Thomas F. Bertonneau
Zachary Drake said…
Thank you for commenting, Professor Bertonneau. I agree that your essay was not a rant. It was a sustained discussion of a disturbing lack of intellectual capacity that you have observed in your students. Many of the examples you describe made me cringe, and in general I share your concerns about the weak mental capabilities of humans in general.

I was wondering if you could address some of the possibilities I raise in my post. I don't doubt the decline in intellectual quality that you are observing in your students. What I wonder is whether this is due to a broad decline in the intellectual capabilities of young people in our society, or whether it is due to the shifting demographics of people who attend college.

If the decline is broad-based and caused by various widespread cultural and technological factors, then there may be cause for an enormous amount of alarm and despair. If the content of our culture is really crippling people mentally at a much greater rate than in the past, we are indeed in trouble as a society. But if the decline in student intellectual quality is simply due to the larger number of people attending college, then we have a lesser (but still significant) problem on our hands.
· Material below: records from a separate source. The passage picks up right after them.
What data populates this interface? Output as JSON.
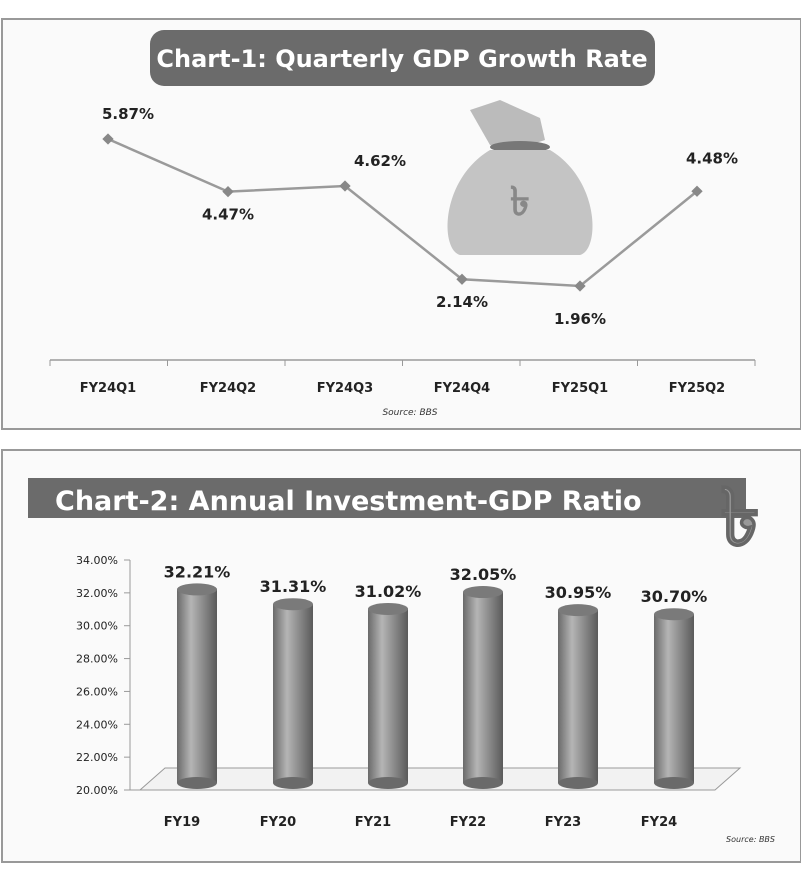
{
  "chart_data": [
    {
      "type": "line",
      "title": "Chart-1: Quarterly GDP Growth Rate",
      "categories": [
        "FY24Q1",
        "FY24Q2",
        "FY24Q3",
        "FY24Q4",
        "FY25Q1",
        "FY25Q2"
      ],
      "values": [
        5.87,
        4.47,
        4.62,
        2.14,
        1.96,
        4.48
      ],
      "labels": [
        "5.87%",
        "4.47%",
        "4.62%",
        "2.14%",
        "1.96%",
        "4.48%"
      ],
      "source": "Source: BBS",
      "xlabel": "",
      "ylabel": ""
    },
    {
      "type": "bar",
      "title": "Chart-2: Annual Investment-GDP Ratio",
      "categories": [
        "FY19",
        "FY20",
        "FY21",
        "FY22",
        "FY23",
        "FY24"
      ],
      "values": [
        32.21,
        31.31,
        31.02,
        32.05,
        30.95,
        30.7
      ],
      "labels": [
        "32.21%",
        "31.31%",
        "31.02%",
        "32.05%",
        "30.95%",
        "30.70%"
      ],
      "yticks": [
        "20.00%",
        "22.00%",
        "24.00%",
        "26.00%",
        "28.00%",
        "30.00%",
        "32.00%",
        "34.00%"
      ],
      "ylim": [
        20,
        34
      ],
      "source": "Source: BBS",
      "xlabel": "",
      "ylabel": ""
    }
  ],
  "colors": {
    "title_bg": "#6b6b6b",
    "line": "#9a9a9a",
    "bar": "#8c8c8c"
  }
}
It is clear from your essay that you believe cultural factors are responsible, but I'm trying to point out that there are other possibilities. You may in fact be right, but I think we need to gather more data before coming to that conclusion.
Anonymous said…
Thank you, Zachary.

I am a qualitative observer, not a quantitative one. I don't claim that my argument is scientific. It is merely closely observed and rooted in a long period of study.

It is true, as you say, that colleges now admit larger numbers of students than they used to. A dilution of competency is probably inevitable given the egalitarianism of existing admissions-standards. I might say, however, that my UCLA dissertation director finds my samples of student prose typical of those that he sees. UCLA is a top-level state university. SUNY College Oswego is a second-level state college. If the UCLA professor sees the same things that the SUNY Oswego professor sees, that is some corroboration of the guess that what the SUNY Oswego professor sees is not peculiar, but (more or less) universal in context.

I do think that cultural forces are largely responsible. Of course, the phrase "cultural forces" indicates a hugely complicated background. I cannot help but believe, even so, that the "flashing lights" and "sound effects" to which I refer in the article are non-trivial sources of stultification.

Once images replaced words (printed words) as the main medium of knowledge, shortly after WWII, processes started in motion that were bound to be intellectually corrosive in the largest sense because the printed word is the basis of literate society, but is also fragile. The light-and-sound diversions address the same optical sense that is required to immerse oneself in written discourse or narrative, after all.

I recommend Walter Ong's ORALITY AND LITERACY and Neil Postman's AMUSING OURSELVES TO DEATH as important discussions of what is at stake when non- or anti-literate stimuli compete with the written word in a technically and morally sophisticated society.

Sincerely,

Tom Bertonneau
Anonymous said…
Dear Professor Bertonneau,

I am curious about the relationship between literacy and the ability to analyze and understand movies.

Have you considered the possibility that some of your undergraduate students might be learning disabled? Have you encountered any students who are quite well equipped for high level reading and writing but cannot "read faces" in movies? The inability to "read faces" is a marker for several neurological/cognitive conditions.
Perhaps the quality or volume of sound is a problem for some students. Some of your undergraduates may be quite adept at reading comprehension but have difficulty processing sound or may simply be slightly hard of hearing.
Do you provide an opportunity for students to watch the same movie twice? After all, one of the benefits of books is that one can go back and reread.